7. The method of claim 6 , wherein the privileged code pages comprise an interrupt that processes a vector or exceptions that process the vector.

8. The method of claim 6 , wherein the virtual memory map of the normal world virtual processor defines memory access such that an unprivileged code page is prevented from executing a security critical operation or a privileged instruction.

9. The method of claim 1 , wherein intercepting the operation comprises switching an execution context from the normal world virtual processor to the secure world virtual processor, such that the operation is executed with the integrity verification agent in lieu of a normal world operating system.

10. The method of claim 1 , wherein intercepting the operation comprises: modifying a normal world operating system of the normal world virtual processor; and intercepting attempts to write information into privileged code pages.

11. The method of claim 10 , wherein modifying the normal world operating system of the normal world virtual processor comprises at least one of: modifying source code of the normal world operating system; modifying an executable binary of the normal world operating system; and converting a binary of the normal world operating system.

12. The method of claim 1 , further comprising: performing a static integrity check of a normal world operating system of the normal world virtual processor.

13. The method of claim 1 , further comprising: performing a mitigation action.

14. The method of claim 13 , wherein the mitigation action comprises at least one of: rejecting execution of the intercepted operation; issuing a security alert; and shutting down the electronic device.

15. The method of claim 13 , wherein the integrity verification agent intercepts the operation associated with the kernel module, when the integrity verification agent detects that the operation violates a security policy.

16. An electronic device for performing integrity verification, comprising: a normal world virtual processor to execute a normal world operating system; a secure world virtual processor to: execute an integrity verification agent; intercept an operation attempted by the normal world virtual processor in which the operation is associated with a kernel module; and verify, using the integrity verification agent, the intercepted operation, wherein the secure world virtual processor is configured to: obtain a verification table for the kernel module; calculate a hash value of the kernel module; and compare the calculated hash value of the kernel module wilt a corresponding hash value stored in the verification tablet; load the kernel module when the calculated hash value of the kernel module is identical to the corresponding hash value stored in the verification table.

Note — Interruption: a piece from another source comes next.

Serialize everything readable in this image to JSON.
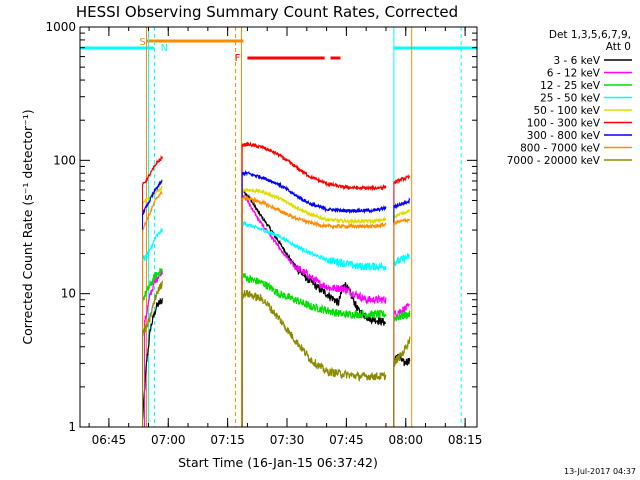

17. A non-transitory computer-readable medium which upon execution instructs at least one processor to: instantiate a normal world virtual processor and a secure world virtual processor for an electronic device; execute an integrity verification agent within a domain of the secure world virtual processor; intercept, by the secure world virtual processor, an operation attempted by the normal world virtual processor in which the operation is associated with a kernel module; and verity, by the integrity verification agent, the intercepted operation, wherein the at least one processor is configured to: obtain a verification table for the kernel module; calculate a hash value of the kernel module; and compare the calculated hash value of the kernel module with a corresponding hash value stored in the verification table, and load the kernel module when the calculated hash value of the kernel module is identical to the corresponding hash value stored in the verification table.